Ben Ratliff’s fantastic book, Coltrane: The Story of a Sound, explores this very concept, eschewing the typical trappings of routine biography to plumb more profound ideas of musical language, identity, and influence. As Ratliff explains in his introduction, Coltrane: The Story of a Sound is “about jazz as sound. I mean ‘sound’ as it has long functioned among jazz players, as a mystical term of art: an in, every musician finally needs a sound, a full and sensible embodiment of his artistic personality, such that it can be heard, at best, in a single note.” Ratliff splits the book into two sections, first exploring how John Coltrane arrived at this single-note “sound”, through various stages of personal evolution and trial and error, and secondly detailing how that sound has rippled through the music world since the legend’s premature death in 1967.

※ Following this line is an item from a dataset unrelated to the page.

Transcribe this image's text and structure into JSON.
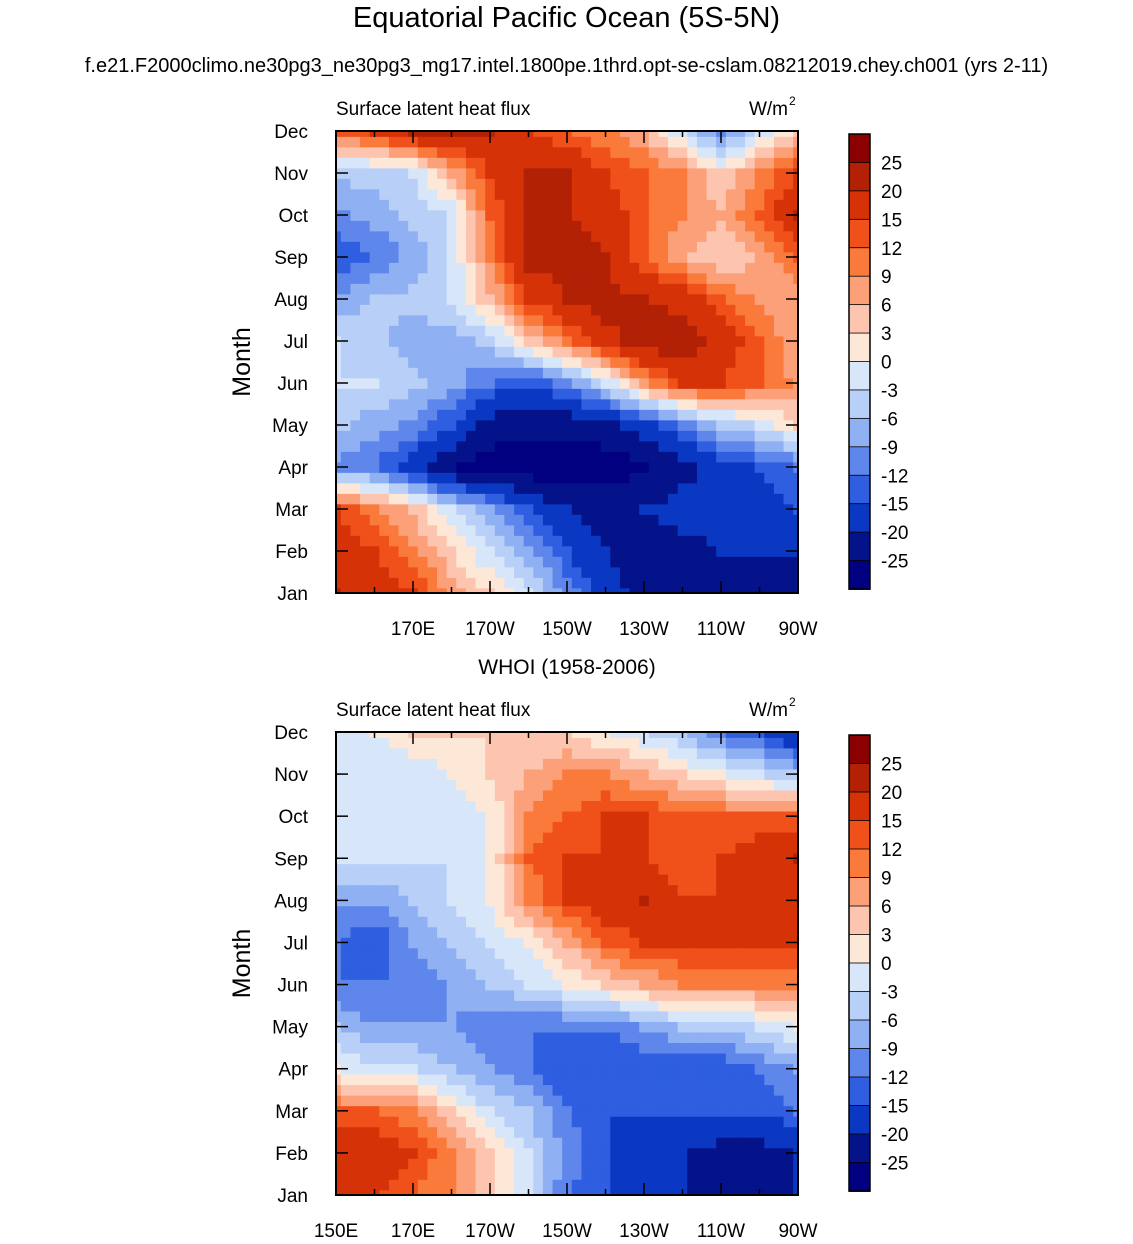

Again, instead of using the details of Coltrane’s life to find meaning in his music, Ratliff focuses on the distinctions of Coltrane’s playing—the nitty-gritty of solos and improvisation, a style that produced “a kind of trance state, and an American romantic type”. To paint a portrait of an American artist existing and changing inside a defined constant, Ratliff compares Coltrane’s work to that of writers like Walt Whitman and Gertrude Stein. Like Coltrane, they forged their own language within language, creating something singular—something instantly identifiable as their own—while maintaining a connection with the more ordinary archetypes of speech. Ratliff argues that Coltrane was “moving closer to music as actual speech” and that he could be “associated with a feeling much greater than jazz”.
This larger-than-life archetype of Coltrane—the spiritual icon, the intellectual concept, the superhuman who redefines everything within his orbit—can be traced back to the essence of his music, of course, but the “sound” here is not a construct of music alone. “Coltrane tends to be understood in either one of two ways,” Ratliff writes in the opening to the book’s second half, “as the one-man academy of jazz—the king student, the exhaustively precise teacher—or as the great psychic liberator of jazz who rendered the academy obsolete.”
It’s not necessary to have a background in music to get something out of Ratliff’s incessantly thoughtful book (though, I will admit, it helps at times), especially when the quintessence of his pursuit is something so otherworldly—something that’s so immediately identifiable, and hangs all around us, caught in the air.